Incidents & Escalations

Incidents are the core of onduty.sh. An incident represents a problem that needs attention—usually a service outage or a critical alert.

Incident Lifecycle

An incident goes through three states:

  1. Triggered (Red): A new alert has come in. The escalation policy is running, and people are being notified.
  2. Acknowledged (Yellow): A user has seen the alert and "claimed" it. This stops the escalation policy—no more people will be proactively notified.
  3. Resolved (Green): The issue is fixed.

Incident Lifecycle States
The three states of an incident.

Escalation Policies

An Escalation Policy determines who gets notified and when. It's a set of rules that execute in order.

How it works

When an incident is triggered on a Service:

  1. The system looks at Rule 1 of the Service's Escalation Policy.
  2. It notifies the target (User or Schedule) immediately.
  3. It waits for the specified Escalation Timeout (e.g., 15 minutes).
  4. If the incident is not Acknowledged or Resolved by then, it moves to Rule 2.
  5. This repeats until the policy is exhausted.

Configuring a Policy

Go to Escalation Policies > New Policy.

  • Rule 1: The first line of defense. Usually the primary On-Call Schedule.
  • Rule 2: The backup. Usually a secondary Schedule or a Manager.
  • Rule 3: The safety net. Usually the entire team or a senior engineer.

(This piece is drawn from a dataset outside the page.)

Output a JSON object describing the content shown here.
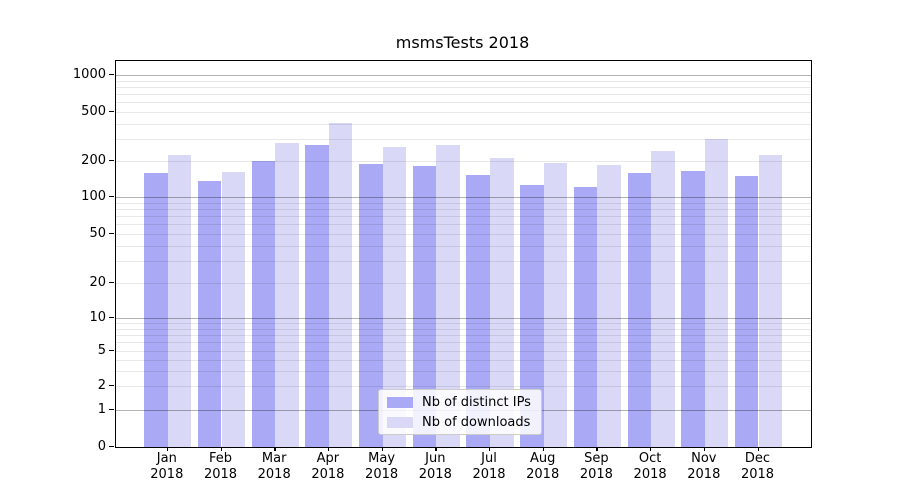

  • Rule 3: The safety net. Usually the entire team or a senior engineer.

Escalation Policy Flow
Visualizing an Escalation Policy flow.

Troubleshooting Alerts

"I set everything up, but I didn't get the call!"

If you aren't receiving alerts, check the following:

  1. Is the Incident Triggered? Check the Dashboard. If it's not there, the integration might be failing (check your Integration Key).
  2. Is the Service linked to an Escalation Policy? Go to the Service settings and ensure an Escalation Policy is selected.
  3. Is the Schedule Active? View the Schedule calendar. Is someone actually on-call right now?
  4. Is your Phone Number Verified? Check your Profile settings. You must verify your number to receive calls/SMS.
  5. Did you Acknowledge it? If you (or someone else) acknowledged the alert, the escalation stops immediately.

Notification Methods

Users can configure how they want to be notified in their Profile.

  • Phone Call: Automated voice call. "Press 4 to acknowledge, 6 to resolve."
  • SMS: Text message with a link.
  • Email: Standard email notification.
  • Slack: (Coming Soon) Interactive messages in Slack.

Managing Incidents

You can manage incidents from:
* The Dashboard
* The Incident Detail Page
* SMS/Phone responses

Postmortems

After an incident is resolved, you can write a Postmortem to document:
* What went wrong?
* How was it fixed?
* What will we do to prevent it happening again?

This is crucial for building a resilient engineering culture.